The first Maricopa drug store, on the left in this south-facing photo, opened in 1956 and was owned by Dave and Nellie Kimball. Photo courtesy Maricopa Historical Society

By Maricopa Historical Society

David Patton Kimball opened the first drugstore in Maricopa in 1956. He and his wife, the former Nellie Nash, came from hardy pioneer families of Arizona.

Kimball was Maricopa’s first druggist and had been very active politically in Maricopa County. He owned and operated the first drug store chain in Phoenix and throughout Arizona called Apache Drug Stores. He was one of the oldest members of the State Board of Pharmacy and gave exams to all Arizona druggists.

Dave Kimball served as publicity chairman for the Rotary Club’s first Stagecoach Days in 1959, which also provided momentum for the new hat he was wearing the following year as Rotary’s president. Kimball was not short on references for this responsibility or for any other endeavor. He had previously served on the Phoenix City Council, was the acting mayor of Phoenix, a former supervisor of Maricopa County and a state senator.

Dave Kimball’s cousin was Spencer W. Kimball, later the president of the Church of Jesus Christ of Latter-day Saints, and their grandfather was Heber C. Kimball. St. David, Arizona, was named for Dave’s father.

Kimball was raised on a farm in Thatcher and helped his father in the freighting business. He married Nellie when he was 21, and they became parents a year later. After Kimball returned from an LDS mission to Australia, Dr. Harvey Platt, the only physician in the Thatcher area, took him aside.
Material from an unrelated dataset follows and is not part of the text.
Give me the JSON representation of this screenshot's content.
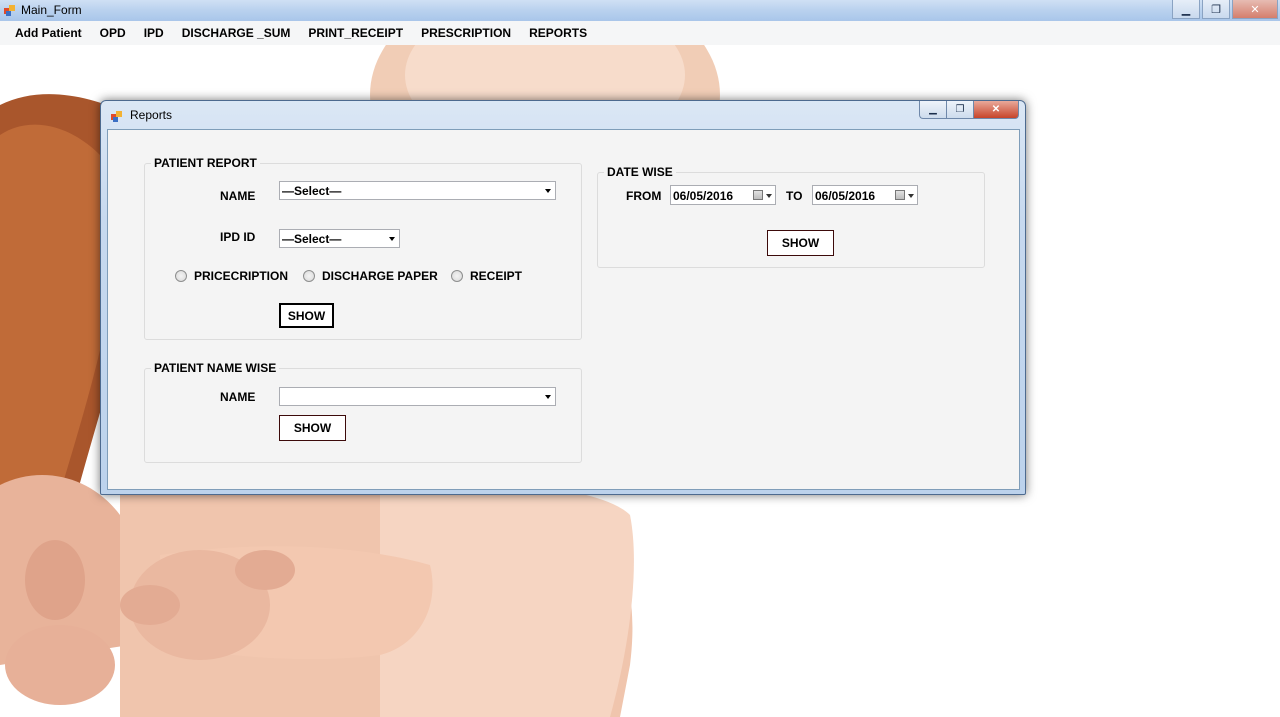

Kimball’s son Thomas later wrote: “The good doctor was very capable of expertly diagnosing illness and prescribing medicines for treatment, but had no pharmacist to formulate the medicine. Dr. Platt recognized that Father was an exceptionally intelligent and ambitious young man, so he approached him with a proposition. Dr. Platt would assist him financially if he would enroll in the school of pharmacology at the University of Southern California in Los Angeles and upon graduation return to Thatcher and serve the area in association with Dr. Platt as a pharmacist.”

With a growing family, Kimball took Platt up on the offer. While studying in California, he took a side job as a bookkeeper for vendors at a local farmer’s market, which also provided the Kimball family with free fruit and vegetables.

After earning his degree, Kimball and his family returned to the Gila Valley so he could fulfill his obligation to Platt.

In 1919, he opened the Apache Drug Company, reported to be the first drug store in Phoenix with a college-trained pharmacist. It was on the northwest corner of First Avenue and Adams Street.

Nellie Kimball frequently talked about the experiences of owning and operating a drug store across from the capitol building in Phoenix in the ‘40s and personally knowing most of the politicians. Also, she served for many years as chairman of the Democratic Party.

The Kimballs opened stores in Mesa, Casa Grande, Chandler, Gila Bend, Litchfield Park, Thatcher, Flagstaff, Superior, Yuma and, of course, Maricopa.

Mrs. Kimball served lunches and other goodies at the long fountain in the drugstore in Maricopa. Every day she made a huge pot of chili beans that was a favorite of the farmers. The farmers not only appreciated the food but enjoyed teasing her about current political events. She was a most devout Democrat (not a pinto Democrat, heaven forbid) and she never stood on the fence or crossed it. She had rock-solid convictions and was not afraid to voice or act upon them. She was a unique individual with a kind heart who was much-loved by all who had the privilege of knowing her.

Maricopa historian Patricia Brock wrote: “Dave and Nellie Kimball were not only loved and appreciated by the citizens of Phoenix and Maricopa, but also played an important role in my life. They allowed me to finish high school by providing me employment in the Maricopa Drug Store around my school schedule and by giving me the opportunity to live in their Phoenix home during the summer months while taking classes at a nearby high school. Their generosity will forever be remembered and treasured by all who were touched by their kindness … and especially by me.”

Nellie Kimball died in 1965. David Kimball died in 1978. They are buried at Greenwood Memory Lawn Cemetery in Phoenix.

This story appears in the December issue of InMaricopa.